L’enseignement de méthodologie du travail universitaire est également un roman à lui tout seul. Il cueille les étudiants fraîchement débarqués à l’université. Il leur permet, en principe, d’acquérir quelques méthodes de travail pour améliorer leur réussite, sans avoir à trouver les clefs par essais – erreurs. Enfin, on essaye de leur offrir ça. Ça et puis des notions d’épistémologie de la physique, on discute orientation, on leur fait apprendre latex. L’histoire débute généralement pendant l’été : ce cours, sorte d’ovni [5] dans un cursus de physique, peine chaque année pour trouver ses enseignants. Aucun collègue ne souhaite s’y coller. « Je ne suis pas compétent ! » s’excusent-ils invariablement (quand ils prennent la peine de répondre), malgré le fait que j’ai tout fait pour ce soit un enseignement clefs en main : tout est dans un manuel ! Cette année, un collègue a dû le prendre dans son service « le flingue sur la tempe » (oui, il faut ce qu’il faut, parfois). Il ne regrette pas, il s’est apparemment régalé. N’empêche que j’ai quand même dû faire appel à une vacataire extérieure. Les étudiants rechignent aussi quand ils voient ça sur leur emploi du temps. Mais comme ils sont obligés de venir, condition sine qua none pour valider, ils viennent, avec plus ou moins d’entrain. Si certains restent boudeurs, la majorité finit par apprécier cet enseignement un peu à la marge. Peu de pression car pas de note, on valide ou pas, pas de devoirs, ou très peu, et puis on essaye de faire des trucs marrants ou ludiques, loin du formalisme parfois aride de la physique. Bon, ça ne marche pas toujours, ça varie selon les années. Chaque séance est différente, mais il m’en reste quelques-unes qui sont peu interactives entre les étudiants, et ils n’aiment pas, en général. Il va falloir que je travaille à améliorer ça. En tout cas, c’est un cours sympathique… Un autre !

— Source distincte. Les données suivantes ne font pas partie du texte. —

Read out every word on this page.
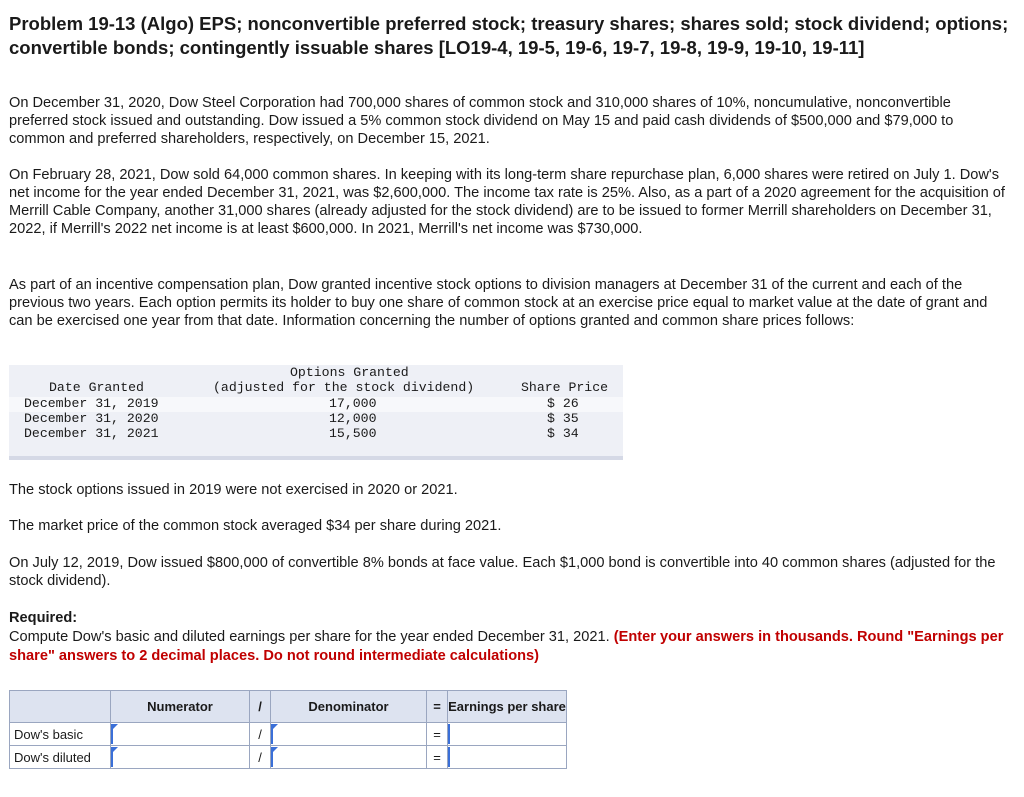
Problem 19-13 (Algo) EPS; nonconvertible preferred stock; treasury shares; shares sold; stock dividend; options; convertible bonds; contingently issuable shares [LO19-4, 19-5, 19-6, 19-7, 19-8, 19-9, 19-10, 19-11]
On December 31, 2020, Dow Steel Corporation had 700,000 shares of common stock and 310,000 shares of 10%, noncumulative, nonconvertible preferred stock issued and outstanding. Dow issued a 5% common stock dividend on May 15 and paid cash dividends of $500,000 and $79,000 to common and preferred shareholders, respectively, on December 15, 2021.
On February 28, 2021, Dow sold 64,000 common shares. In keeping with its long-term share repurchase plan, 6,000 shares were retired on July 1. Dow's net income for the year ended December 31, 2021, was $2,600,000. The income tax rate is 25%. Also, as a part of a 2020 agreement for the acquisition of Merrill Cable Company, another 31,000 shares (already adjusted for the stock dividend) are to be issued to former Merrill shareholders on December 31, 2022, if Merrill's 2022 net income is at least $600,000. In 2021, Merrill's net income was $730,000.
As part of an incentive compensation plan, Dow granted incentive stock options to division managers at December 31 of the current and each of the previous two years. Each option permits its holder to buy one share of common stock at an exercise price equal to market value at the date of grant and can be exercised one year from that date. Information concerning the number of options granted and common share prices follows:
Date Granted
Options Granted
(adjusted for the stock dividend)	Share Price
December 31, 2019	17,000	$ 26
December 31, 2020	12,000	$ 35
December 31, 2021	15,500	$ 34
The stock options issued in 2019 were not exercised in 2020 or 2021.
The market price of the common stock averaged $34 per share during 2021.
On July 12, 2019, Dow issued $800,000 of convertible 8% bonds at face value. Each $1,000 bond is convertible into 40 common shares (adjusted for the stock dividend).
Required:
Compute Dow's basic and diluted earnings per share for the year ended December 31, 2021. (Enter your answers in thousands. Round "Earnings per share" answers to 2 decimal places. Do not round intermediate calculations)
	Numerator	/	Denominator	=	Earnings per share
Dow's basic		/		=	

Dow's diluted		/		=	
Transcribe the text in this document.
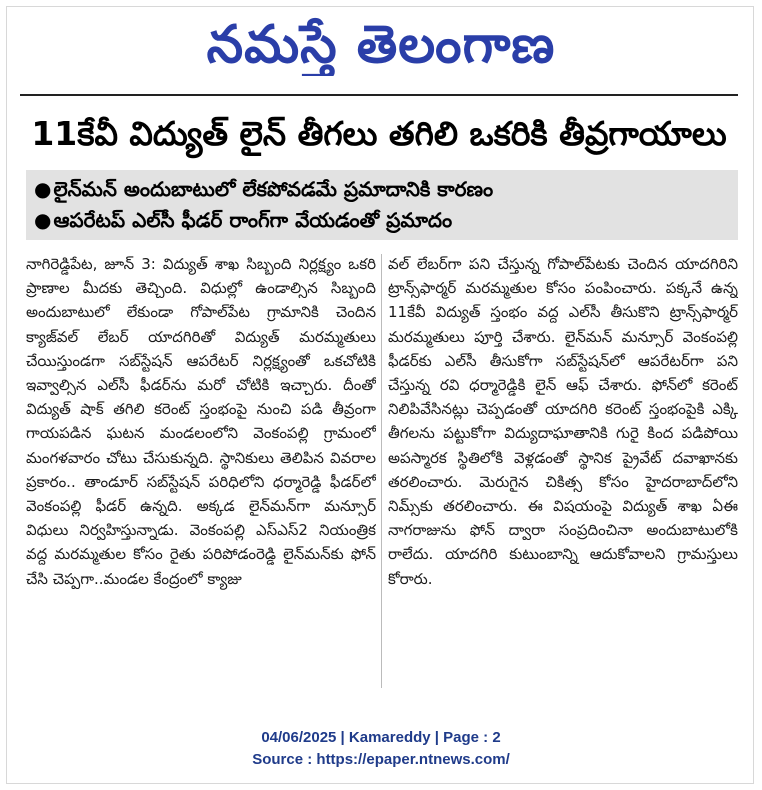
నమస్తే తెలంగాణ
11కేవీ విద్యుత్ లైన్ తీగలు తగిలి ఒకరికి తీవ్రగాయాలు
● లైన్‌మన్ అందుబాటులో లేకపోవడమే ప్రమాదానికి కారణం
● ఆపరేటప్ ఎల్‌సీ ఫీడర్ రాంగ్‌గా వేయడంతో ప్రమాదం
నాగిరెడ్డిపేట, జూన్ 3: విద్యుత్ శాఖ సిబ్బంది నిర్లక్ష్యం ఒకరి ప్రాణాల మీదకు తెచ్చింది. విధుల్లో ఉండాల్సిన సిబ్బంది అందుబాటులో లేకుండా గోపాల్‌పేట గ్రామానికి చెందిన క్యాజ్‌వల్ లేబర్ యాదగిరితో విద్యుత్ మరమ్మతులు చేయిస్తుండగా సబ్‌స్టేషన్ ఆపరేటర్ నిర్లక్ష్యంతో ఒకచోటికి ఇవ్వాల్సిన ఎల్‌సీ ఫీడర్‌ను మరో చోటికి ఇచ్చారు. దీంతో విద్యుత్ షాక్ తగిలి కరెంట్ స్తంభంపై నుంచి పడి తీవ్రంగా గాయపడిన ఘటన మండలంలోని వెంకంపల్లి గ్రామంలో మంగళవారం చోటు చేసుకున్నది. స్థానికులు తెలిపిన వివరాల ప్రకారం.. తాండూర్ సబ్‌స్టేషన్ పరిధిలోని ధర్మారెడ్డి ఫీడర్‌లో వెంకంపల్లి ఫీడర్ ఉన్నది. అక్కడ లైన్‌మన్‌గా మన్సూర్ విధులు నిర్వహిస్తున్నాడు. వెంకంపల్లి ఎస్‌ఎస్2 నియంత్రిక వద్ద మరమ్మతుల కోసం రైతు పరిపోడంరెడ్డి లైన్‌మన్‌కు ఫోన్ చేసి చెప్పగా..మండల కేంద్రంలో క్యాజు
వల్ లేబర్‌గా పని చేస్తున్న గోపాల్‌పేటకు చెందిన యాదగిరిని ట్రాన్స్‌ఫార్మర్ మరమ్మతుల కోసం పంపించారు. పక్కనే ఉన్న 11కేవీ విద్యుత్ స్తంభం వద్ద ఎల్‌సీ తీసుకొని ట్రాన్స్‌ఫార్మర్ మరమ్మతులు పూర్తి చేశారు. లైన్‌మన్ మన్సూర్ వెంకంపల్లి ఫీడర్‌కు ఎల్‌సీ తీసుకోగా సబ్‌స్టేషన్‌లో ఆపరేటర్‌గా పని చేస్తున్న రవి ధర్మారెడ్డికి లైన్ ఆఫ్ చేశారు. ఫోన్‌లో కరెంట్ నిలిపివేసినట్లు చెప్పడంతో యాదగిరి కరెంట్ స్తంభంపైకి ఎక్కి తీగలను పట్టుకోగా విద్యుదాఘాతానికి గురై కింద పడిపోయి అపస్మారక స్థితిలోకి వెళ్లడంతో స్థానిక ప్రైవేట్ దవాఖానకు తరలించారు. మెరుగైన చికిత్స కోసం హైదరాబాద్‌లోని నిమ్స్‌కు తరలించారు. ఈ విషయంపై విద్యుత్ శాఖ ఏఈ నాగరాజును ఫోన్ ద్వారా సంప్రదించినా అందుబాటులోకి రాలేదు. యాదగిరి కుటుంబాన్ని ఆదుకోవాలని గ్రామస్తులు కోరారు.
04/06/2025 | Kamareddy | Page : 2
Source : https://epaper.ntnews.com/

Enfin, mon cours préféré, peut-être, que je peaufine depuis bientôt 10 ans, une option de troisième année de licence, physique et société. Ce cours a fait énormément pour moi ces dernières années — de l’importance de la synergie entre enseignement et recherche. Les étudiants l’apprécient beaucoup, et moi aussi. Il génère des discussions passionnantes, c’est un cours où l’on discute. Petit à petit, j’ai viré toutes les fioritures, vidéos, etc. Il ne subsiste que l’âme, un poly conséquent, qui se transforme actuellement en livre, quelques études de textes que je choisis au gré de mes envies. Chaque année, c’est différent. L’heure et demie du mercredi matin passe à toute allure. Cette année, les étudiants m’ont dit que c’était leur cours le plus intéressant de la semaine. Il y a un fan-club !

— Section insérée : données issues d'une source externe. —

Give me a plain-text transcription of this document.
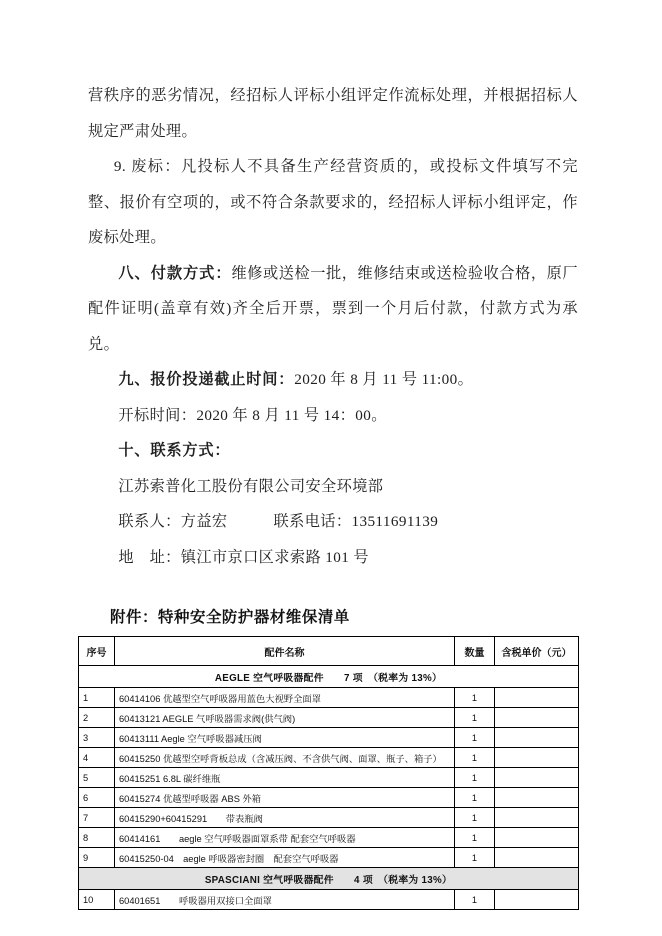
营秩序的恶劣情况，经招标人评标小组评定作流标处理，并根据招标人规定严肃处理。

9. 废标：凡投标人不具备生产经营资质的，或投标文件填写不完整、报价有空项的，或不符合条款要求的，经招标人评标小组评定，作废标处理。

八、付款方式：维修或送检一批，维修结束或送检验收合格，原厂配件证明(盖章有效)齐全后开票，票到一个月后付款，付款方式为承兑。

九、报价投递截止时间：2020 年 8 月 11 号 11:00。

开标时间：2020 年 8 月 11 号 14：00。

十、联系方式：

江苏索普化工股份有限公司安全环境部

联系人：方益宏	联系电话：13511691139

地　址：镇江市京口区求索路 101 号

附件：特种安全防护器材维保清单
序号	配件名称	数量	含税单价（元）
AEGLE 空气呼吸器配件　　7 项　（税率为 13%）			
1	60414106 优越型空气呼吸器用蓝色大视野全面罩	1	
2	60413121 AEGLE 气呼吸器需求阀(供气阀)	1	
3	60413111 Aegle 空气呼吸器减压阀	1	
4	60415250 优越型空呼背板总成（含减压阀、不含供气阀、面罩、瓶子、箱子）	1	
5	60415251 6.8L 碳纤维瓶	1	
6	60415274 优越型呼吸器 ABS 外箱	1	
7	60415290+60415291　　带表瓶阀	1	
8	60414161　　aegle 空气呼吸器面罩系带 配套空气呼吸器	1	
9	60415250-04　aegle 呼吸器密封圈　配套空气呼吸器	1	
SPASCIANI 空气呼吸器配件　　4 项　（税率为 13%）			
10	60401651　　呼吸器用双接口全面罩	1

Pourtant, le mercredi, il avait tout pour être rude. Physique et société à 8 h 30, donc réveil à 5 h 45, puis deux heures d’amphi d’électromagnétisme à 10 h 45. Un peu de répit et enfin TD à 15 h 45. Fin de la journée à 17 h 45 – 18 h. Le temps de me changer, d’enfiler mon cuissard, de monter sur ma bécane, et roule jusqu’à la banlieue lointaine. Arrivée vers 19 h 30 à la maison, 13 h plus tard. Et pourtant c’était ma journée préférée, même si j’arrive crevé le soir. Mon cours magistral s’en ressentait, je me trouvais meilleur le mercredi que le lundi. Et puis, le mercredi soir, c’est un peu ma fin de semaine, plus qu’un TD le jeudi en fin d’après-midi, plus qu’un aller-retour à Paris, et le vendredi c’est repos. Ou plutôt, c’est le vendredi que se retrouvent toutes les réunions que je n’ai pas pu caser avant dans la semaine. Il y a eu des semaines où je n’ai pas touché terre. Les rares fois où je passais au labo, les collègues me voyaient comme un coup de vent furtif. Il est là, il est plus là. Entre deux coups de pédales.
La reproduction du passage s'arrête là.